Ocak 05, 2017 16:12 Europe/Istanbul

Afganistan’da eskiden üç milis örgüt faaliyet yürütüyordu. Bunlar Taliban örgütü, Hakkani örgütü ve Hikmetyar’ın İslamî partisiydi.

Fakat tekfirci IŞİD terör örgütü iki yıl önce Afganistan’da varlığını ilan etti ve şimdi bu ülkede etkili ve önemli bir örgüt gibi hareket etmeye çalışıyor.
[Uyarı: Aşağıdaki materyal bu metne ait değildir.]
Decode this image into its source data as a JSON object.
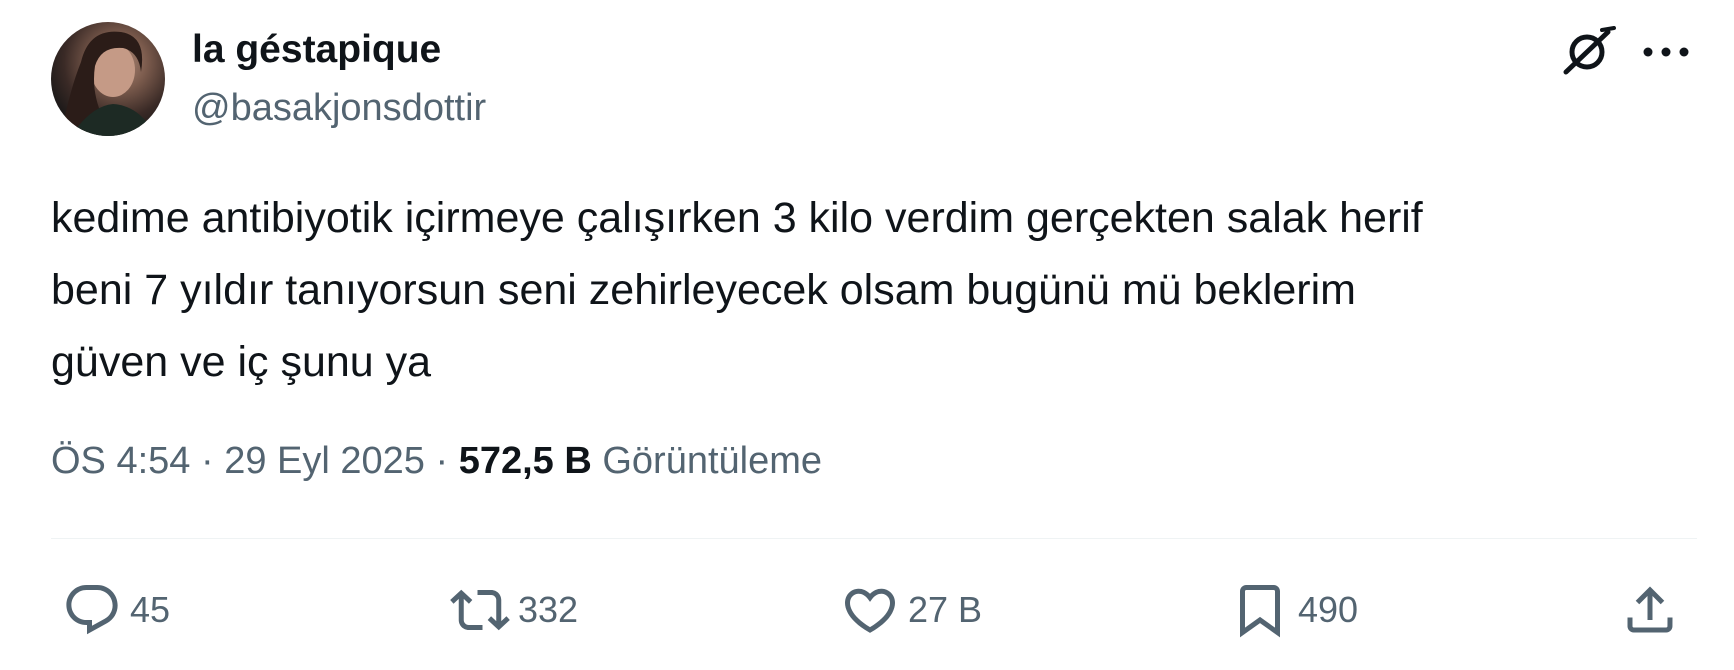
{
  "author": {
    "display_name": "la géstapique",
    "handle": "@basakjonsdottir",
    "avatar_icon": "profile-photo"
  },
  "header_actions": {
    "grok_icon": "grok-icon",
    "more_icon": "more-icon"
  },
  "tweet": {
    "text": "kedime antibiyotik içirmeye çalışırken 3 kilo verdim gerçekten salak herif\nbeni 7 yıldır tanıyorsun seni zehirleyecek olsam bugünü mü beklerim\ngüven ve iç şunu ya",
    "time": "ÖS 4:54",
    "separator": "·",
    "date": "29 Eyl 2025",
    "views_count": "572,5 B",
    "views_label": "Görüntüleme"
  },
  "actions": {
    "reply": {
      "icon": "reply-icon",
      "count": "45"
    },
    "retweet": {
      "icon": "retweet-icon",
      "count": "332"
    },
    "like": {
      "icon": "heart-icon",
      "count": "27 B"
    },
    "bookmark": {
      "icon": "bookmark-icon",
      "count": "490"
    },
    "share": {
      "icon": "share-icon"
    }
  },
  "colors": {
    "text_primary": "#0f1419",
    "text_secondary": "#536471",
    "divider": "#eff3f4"
  }
}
Afganistan’da Hakkani örgütü bir terör örgütü olarak biliniyor. Bu örgüt terör saldırılarında Afgan şahsiyetleri veya Afganistan’da bulunan yabancı yetkilileri hedef alıyor veya umumi mekanlarda terör saldırıları düzenliyor.

Afganistan yönetimi Hakkani örgütünü Pakistan ordusunun istihbarat servisi ISI’ya bağlı biliyor. Bu konuyu Amerika da onaylıyor, fakat İslamabat yönetimi bu iddiayı reddediyor. Gerçi Hakkani örgütü Taliban örgütünün alt gruplarından biri sayılıyor ve elebaşı da Taliban elebaşı Molla Heybetullah’ın yardımcılarından biri oluyor, fakat Hakkani örgütü sürekli Afganistan’da bağımsız hareket etmeye çalıştığı gözleniyor.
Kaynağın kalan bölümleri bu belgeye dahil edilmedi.